A popular snack, Kaipen is made of freshwater green algae, peppered with sesame seeds and sundried into paper-thin sheets.

These raw Kaipen are stored away in rolls. For consumption, the Kaipen sheets are flash-fried in a pan and usually served with jaew bong (chilli paste).

Khao Jee Sandwich (Baguette Sandwich)

Almost every street corner has a vendor selling this French-Lao fusion. Khao Jee (or baguette) is split in half and filled with lettuce, sliced tomatoes, carrot, onion and optional cheese, moo yor (pork lunchmeat), chopped ham and topped with pâté or chili sauce.

Khao Jee sandwich is good with a cup of strong filtered coffee.

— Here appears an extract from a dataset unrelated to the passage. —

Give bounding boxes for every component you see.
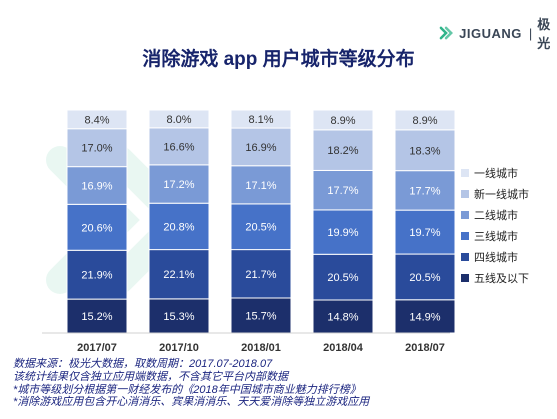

Khao Poon (Rice Vermicelli Soup)

Lao noodle soup, made with long-simmered chili-and-meat-based soup (e.g. fish, pork, chicken). This soup is ladled on the cooked rice vermicelli and a bed of chopped up vegetables such as shallots, spring onion, coriander, mint leaves and string beans.

Add fish sauce to taste and enjoy.

Lao Sausage

Also known as ‘sai oua’, Lao sausage makes a pleasant appetizer or snack. Chopped pork meat, seasoned with herbs such as lemongrass, kaffir lime leaves, shallots, cilantro, galangal and flavoured with fish sauce.

Good with sticky rice and fresh vegetables.

Larb

‘Zesty’ sums up this mouthwatering meat-based salad. A variety of minced meat can be used, then flavoured with mint leaves, chili, fish sauce and lime juice.

Ground toasted rice (khao khua) is usually added, while the mixture is quickly stirred in a pot. Minced turkey larb is a must-try Lao specialty.

Pho

Pho (or Foe) is a noodle soup originally from Vietnam but can be found everywhere in Laos.

Featuring thin slices of beef, pork, or chicken, tripe, meatballs and sometimes innards (heart, liver, tongue, etc), with your choice of noodle (e.g. flat or thin rice noodle). Add a handful of greens and a pinch of chili, for the original Lao style.

Or Lam (Lao Stew)

Original to Luang Prabang, this tasty stew comprises mainly vegetables.

Beans, eggplant, lemongrass, basil, chilies, woodear mushrooms, cilantro, green onion and locally grown vine called ‘sa kaan’ go into the dish, with optional meat (classically prepared water buffalo meat).

Sien Savanh (Lao Beef Jerky)

Sundried beef strips, good with Beer Lao or as a snack. Made from beef flank steak (sometimes water buffalo meat is used), marinated in a mixture of garlic, fish sauce, ginger, sesame seed, sugar, salt and black pepper.

The strips are then left to dry in sunlight, then deep fried until lightly crispy and served with sticky rice or jaew maak len (tomato-based chili dip).

Som Moo (Sour Pork Sausage)

This appetizer is made from chopped, fermented raw pork – sometimes includes rump and skin – and wrapped in green leaves. Fresh chilies are usually inserted into the meat, adding a spicy kick to each bite. You can eat it raw or cooked (e.g. grilled), depending on the menu. The raw version is good with raw cabbage leaves and string beans.

Tam Mak Hoong (Papaya Salad)

This Lao creation is similar to Thai som tam, but it has fermented fish sauce and shrimp paste as the key ingredients, along with garlic, tomatoes, chili, palm sugar, lime juice, fish sauce and brined crabs.

Although it can be extremely spicy, eating it with sticky rice will make it more enjoyable.